Skills and flow in MMORPGs
Posted by Tobold's Blog [HTML][XML][PERM][FULL] on 17 October 2013, 11:03 am
There has been some interesting discussion of skill in MMORPGs in the blogosphere lately. Bhagpuss quite correctly states that even a supposedly "easy" game like World of Warcraft isn't all that obvious to play for a completely new player, and requires some skills: "you do need to be both literate and able to interpret poor or partial instructions because most MMOs require you not only to read a lot but also to read between the lines. A good sense of direction, a good visual memory and some better-than-basic map-reading skills are important, too.". Jeromai talks about the fact that games are repetitive, that repetition improves our skills, and that "flow" results from our skill level being matched by the challenge level of the game.

If you believe that a game is most fun if it meets your high skill level with a high challenge, then obviously games should be designed that the actions of a player in the game first increase his skill level, and then lead to a higher challenge. And in my opinion that is often exactly where MMORPGs fail: There are countless examples where a MMORPG gives a player a new, better piece of gear for an activity that did not require more than the most basic skills. If today you gather Timeless Coins in World of Warcraft, it is unlikely that the activity increases your skill level, because it is far too trivial for somebody who has already reached the level cap and thus more than proved that he possesses the basic skills. At the same time the activity rewards you with better gear, and better gear *decreases* any future challenge.

In the best case scenario the MMORPG has content which is too difficult for you, and doing the trivial task with the epic reward decreases that challenge towards the point where it fits your need. But as individual skill levels of player vary widely, the designers can't be sure of that. There must be as many cases where a player already has the gear which would make some challenge for him just right, and giving him additional epics for trivial tasks will just make that other challenge too easy for him. As it was often remarked that players have a tendency to "minmax the fun out of a game", you can't rely on players to use the easy-to-get epics only to adjust challenge levels for maximum fun. Quite often players will go for the best gear first, and worry about challenge later, when they have already overshot the target.

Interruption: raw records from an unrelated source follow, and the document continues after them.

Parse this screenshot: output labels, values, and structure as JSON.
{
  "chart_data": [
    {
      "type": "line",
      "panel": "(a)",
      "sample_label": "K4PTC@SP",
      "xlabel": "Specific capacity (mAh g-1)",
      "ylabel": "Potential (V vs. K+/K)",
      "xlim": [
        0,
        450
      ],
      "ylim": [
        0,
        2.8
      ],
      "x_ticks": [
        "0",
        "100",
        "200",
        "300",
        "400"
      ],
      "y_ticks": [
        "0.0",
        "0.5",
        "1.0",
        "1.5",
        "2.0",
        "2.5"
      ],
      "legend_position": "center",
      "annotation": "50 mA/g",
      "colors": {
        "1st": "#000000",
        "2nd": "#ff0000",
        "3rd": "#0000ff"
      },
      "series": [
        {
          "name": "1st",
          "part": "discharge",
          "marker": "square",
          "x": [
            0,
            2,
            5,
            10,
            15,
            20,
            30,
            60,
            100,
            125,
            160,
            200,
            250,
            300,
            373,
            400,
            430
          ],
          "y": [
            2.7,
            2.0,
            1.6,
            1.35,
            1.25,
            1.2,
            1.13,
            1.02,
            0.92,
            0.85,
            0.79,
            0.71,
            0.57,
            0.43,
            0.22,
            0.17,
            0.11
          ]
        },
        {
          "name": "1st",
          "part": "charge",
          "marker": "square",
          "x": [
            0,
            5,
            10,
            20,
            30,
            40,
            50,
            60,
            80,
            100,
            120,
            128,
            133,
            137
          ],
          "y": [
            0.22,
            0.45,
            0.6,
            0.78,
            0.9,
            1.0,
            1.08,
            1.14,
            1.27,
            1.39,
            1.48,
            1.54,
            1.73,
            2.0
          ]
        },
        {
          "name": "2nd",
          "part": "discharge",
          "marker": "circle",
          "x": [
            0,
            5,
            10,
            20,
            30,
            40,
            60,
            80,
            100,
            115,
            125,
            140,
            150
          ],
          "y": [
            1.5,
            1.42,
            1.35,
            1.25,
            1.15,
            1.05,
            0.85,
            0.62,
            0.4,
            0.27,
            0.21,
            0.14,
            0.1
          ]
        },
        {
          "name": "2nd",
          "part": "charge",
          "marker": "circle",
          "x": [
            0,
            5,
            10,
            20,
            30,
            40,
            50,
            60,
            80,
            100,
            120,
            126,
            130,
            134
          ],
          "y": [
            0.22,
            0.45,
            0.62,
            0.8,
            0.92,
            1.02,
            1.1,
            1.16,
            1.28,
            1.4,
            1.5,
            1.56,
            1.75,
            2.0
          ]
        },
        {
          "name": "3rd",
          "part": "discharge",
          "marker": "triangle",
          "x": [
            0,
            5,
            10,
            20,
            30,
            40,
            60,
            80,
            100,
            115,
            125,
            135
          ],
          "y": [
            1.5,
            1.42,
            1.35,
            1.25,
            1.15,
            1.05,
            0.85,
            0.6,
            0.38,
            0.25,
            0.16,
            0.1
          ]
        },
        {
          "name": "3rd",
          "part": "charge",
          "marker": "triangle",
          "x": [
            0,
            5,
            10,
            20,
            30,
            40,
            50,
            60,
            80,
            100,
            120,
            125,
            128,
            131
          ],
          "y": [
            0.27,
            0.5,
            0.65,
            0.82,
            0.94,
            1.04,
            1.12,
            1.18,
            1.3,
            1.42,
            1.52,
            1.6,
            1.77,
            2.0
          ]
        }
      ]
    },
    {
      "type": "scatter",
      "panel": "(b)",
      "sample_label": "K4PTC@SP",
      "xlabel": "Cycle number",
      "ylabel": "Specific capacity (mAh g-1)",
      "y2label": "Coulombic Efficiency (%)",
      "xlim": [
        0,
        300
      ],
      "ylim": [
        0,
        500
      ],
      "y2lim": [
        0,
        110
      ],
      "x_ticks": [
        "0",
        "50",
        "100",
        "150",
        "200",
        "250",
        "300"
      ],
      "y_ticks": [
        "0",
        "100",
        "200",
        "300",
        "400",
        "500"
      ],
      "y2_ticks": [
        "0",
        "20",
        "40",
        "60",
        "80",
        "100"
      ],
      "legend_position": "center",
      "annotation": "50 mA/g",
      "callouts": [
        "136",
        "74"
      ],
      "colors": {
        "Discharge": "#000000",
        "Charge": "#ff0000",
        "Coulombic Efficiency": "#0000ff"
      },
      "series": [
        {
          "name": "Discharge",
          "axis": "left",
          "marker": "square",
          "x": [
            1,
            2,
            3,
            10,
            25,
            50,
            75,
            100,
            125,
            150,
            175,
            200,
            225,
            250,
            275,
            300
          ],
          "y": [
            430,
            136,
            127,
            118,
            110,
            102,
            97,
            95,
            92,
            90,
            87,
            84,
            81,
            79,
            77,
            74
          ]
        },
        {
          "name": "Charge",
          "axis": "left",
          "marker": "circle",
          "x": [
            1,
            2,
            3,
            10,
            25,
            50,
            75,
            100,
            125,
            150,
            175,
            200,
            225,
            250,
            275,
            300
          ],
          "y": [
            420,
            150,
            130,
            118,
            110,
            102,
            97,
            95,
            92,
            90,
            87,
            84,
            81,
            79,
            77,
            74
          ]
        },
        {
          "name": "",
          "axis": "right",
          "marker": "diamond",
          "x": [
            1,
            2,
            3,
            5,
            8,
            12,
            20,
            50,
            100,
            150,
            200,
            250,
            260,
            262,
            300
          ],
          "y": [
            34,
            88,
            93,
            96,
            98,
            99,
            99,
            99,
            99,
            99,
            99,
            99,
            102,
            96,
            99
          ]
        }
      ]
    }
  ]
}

Where it gets really tricky is when the skill required isn't individual but requires a group of people to coordinate. So now you get 10 or more people with different individual skills and different gear, thus different individual challenge levels, trying to practice a collaborative challenge. That is obviously fraught with peril of things going wrong and causing guild drama. And the chance of all participants arriving at a common state of flow are slim, even if it *is* great if they get there ( everybody's best guild memories ). So ultimately, while there are moments in MMORPGs which are about skill and reaching flow, in general the genre isn't all that good at getting players there.